This website uses cookies so that we can provide you with the best user experience possible. Cookie information is stored in your browser and performs functions such as recognising you when you return to our website and helping our team to understand which sections of the website you find most interesting and useful.
Desafios e caminhos da articulação entre governo e negócios de impacto
Diante da escassez de recursos com os quais os governos podem contar no atual cenário político e econômico, sobretudo na esfera municipal, o financiamento de soluções inovadoras de problemas sociais pode depender cada vez mais de investidores que buscam impacto socioambiental e de empresas criadas para resolver problemas sociais. É o caminho fértil que as finanças sociais começam a desbravar, estimulando que recursos públicos e privados possam co-investir na implementação de novos modelos de negócios sustentáveis que resolvam problemas sociais.
Essas foram as principais questões debatidas por especialistas na sessão Governo e Negócios de Impacto, realizada durante o Fórum de Finanças Sociais e Negócios de Impacto – Investir para Transformar, que aconteceu em São Paulo (SP), nos dias 3 e 4 de agosto, promovido pelo Instituto de Cidadania Empresarial (ICE) e pela Vox Capital. Ao final da sessão, os participantes testemunharam a assinatura do Acordo de Cooperação Técnica entre o Governo Federal, através do Ministério da Indústria, Comércio Exterior e Serviços (MDIC) e a Força Tarefa de Finanças Sociais, uma iniciativa animadora e pioneira para o campo de finanças sociais e negócios de impacto (ver texto ao final).

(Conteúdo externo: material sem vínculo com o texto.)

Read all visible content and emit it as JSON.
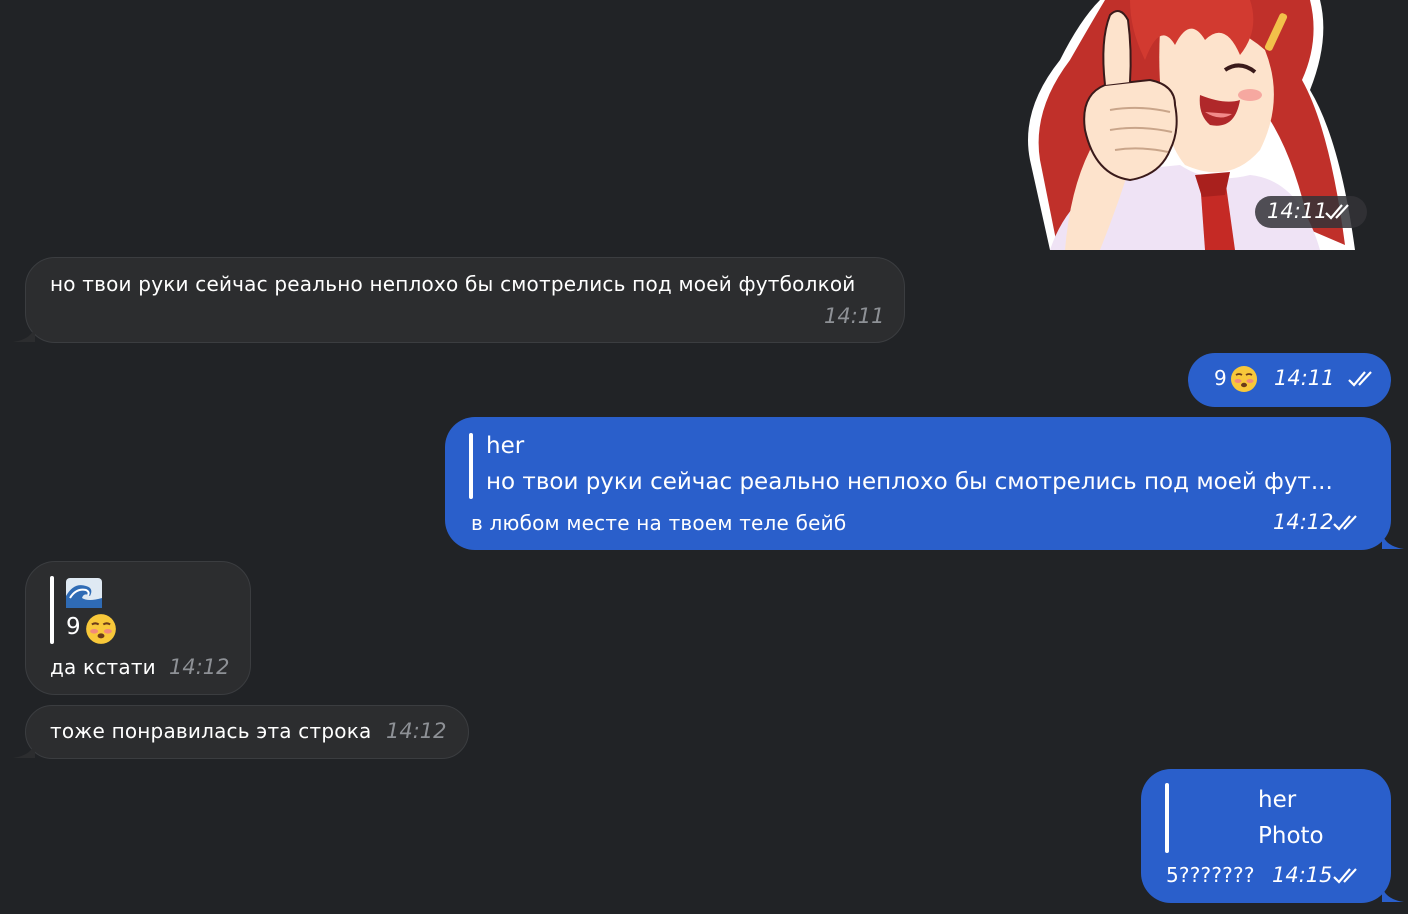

Ao reunir empreendedores que atuam na esfera da gestão pública, articuladores e representantes do governo federal, o evento provocou uma reflexão sobre a necessidade de disseminar conhecimento sobre negócios de impacto social para gestores públicos, de capacitar pessoas e de conectar recursos e investidores.
O governo é sem dúvida um dos atores mais relevantes para este movimento ter escala e gerar mudança sistêmica neste campo. O governo pode assumir papéis relevantes para o fortalecimento do campo das finanças sociais e negócios de impacto no Brasil, como fomentador, regulador e comprador de produtos e serviços provenientes desse segmento, mas ainda há desafios que devem ser vencidos para viabilizar o pleno desenvolvimento dessa parceria.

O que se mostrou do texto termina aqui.